Icke is a former low-level pro soccer player and sports announcer who found his true calling preaching theories about reptile aliens living among the human race.
Luke Monrose read as many of Icke’s books as he could and planned to travel to the U.K.’s Isle of Wight to meet the infamous author, speaker and media personality face-to-face. But first, he planned to see what happens after death and share the information with the world.
That’s what his mother and brother say, after reading Luke’s voluminous notes on the subject, which document his months of preparation for the ill-advised experiment.
She was unaware of what he was planning, but knew that in recent years he had become socially withdrawn, burying himself in study of Icke’s theories, and of spiritual phenomena.

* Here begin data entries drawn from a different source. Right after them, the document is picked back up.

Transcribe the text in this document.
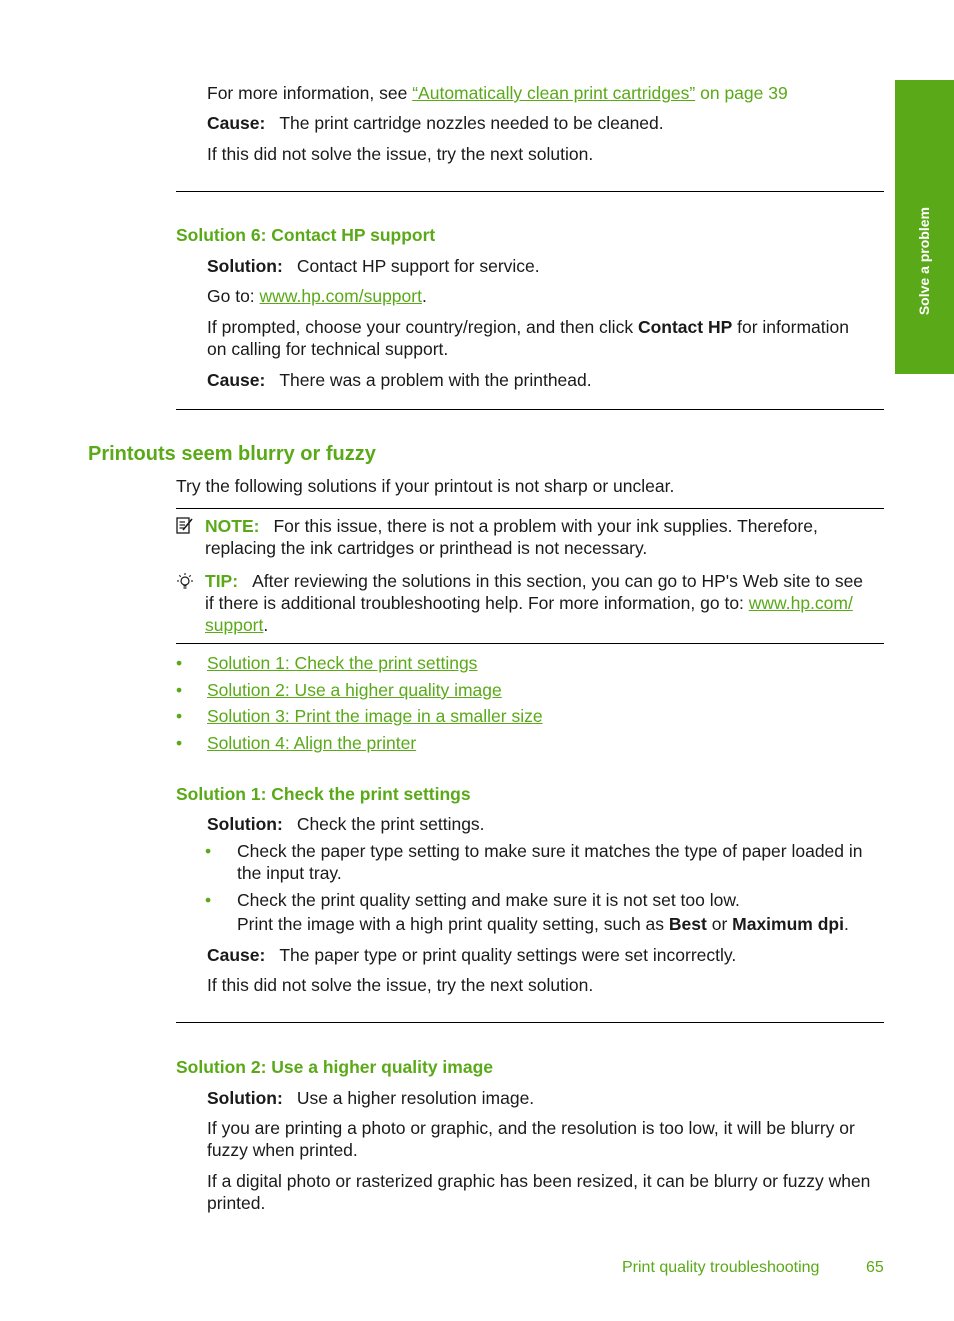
Solve a problem
For more information, see “Automatically clean print cartridges” on page 39
Cause: The print cartridge nozzles needed to be cleaned.
If this did not solve the issue, try the next solution.
Solution 6: Contact HP support
Solution: Contact HP support for service.
Go to: www.hp.com/support.
If prompted, choose your country/region, and then click Contact HP for information
on calling for technical support.
Cause: There was a problem with the printhead.
Printouts seem blurry or fuzzy
Try the following solutions if your printout is not sharp or unclear.
NOTE: For this issue, there is not a problem with your ink supplies. Therefore,
replacing the ink cartridges or printhead is not necessary.
TIP: After reviewing the solutions in this section, you can go to HP's Web site to see
if there is additional troubleshooting help. For more information, go to: www.hp.com/
support.
• Solution 1: Check the print settings
• Solution 2: Use a higher quality image
• Solution 3: Print the image in a smaller size
• Solution 4: Align the printer
Solution 1: Check the print settings
Solution: Check the print settings.
• Check the paper type setting to make sure it matches the type of paper loaded in
the input tray.
• Check the print quality setting and make sure it is not set too low.
Print the image with a high print quality setting, such as Best or Maximum dpi.
Cause: The paper type or print quality settings were set incorrectly.
If this did not solve the issue, try the next solution.
Solution 2: Use a higher quality image
Solution: Use a higher resolution image.
If you are printing a photo or graphic, and the resolution is too low, it will be blurry or
fuzzy when printed.
If a digital photo or rasterized graphic has been resized, it can be blurry or fuzzy when
printed.
Print quality troubleshooting	65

"I told him he should get out more, get a girlfriend and go to the pub and get drunk but he wasn't interested," said his mother, Susan Monrose, 59, who says that she is also a spiritualist with a strong interest in life after death.
On May 17, Luke (pictured) told his mother that he was meeting friends for a drink. Instead, the young man from St. Austell in Cornwall, near England’s south coast, went to a nearby clay pit that was flooded with ice-cold water, armed only with a life jacket and goggles.
His intention was to induce hypothermia in himself, which he hoped would put him in a state close enough to death that he would experience astral projection, but that would still allow him to revive.
He knew the risks. He told his brother where he was going and to let his mother know if he did not return by the following day.
His brother, David, now says he doesn't know why he didn't do more to stop Luke from going through with his seemingly insane plan.
“If I could go back in time I would. I have to live with that now," he said. "I should have done it differently. But knowing what I knew, Luke would have done it. He was extremely focused.”
Luke's mother says that he was attempting to prove theories about life after death that he learned from Icke who was “worshipped” by her son.
“As a mother I feel resentment towards Icke,” she told the Daily Mirror. “He put life-threatening ideas into my son’s head. That I cannot forgive. I’m angry with him.”
Nonetheless, though she is devastated, she says she considers her son a hero.
“He was doing it for the universal good,” she said. “It’s what heroes and heroines do. He was like a scientist approaching their work. Scientists endanger their lives to prove this or that.”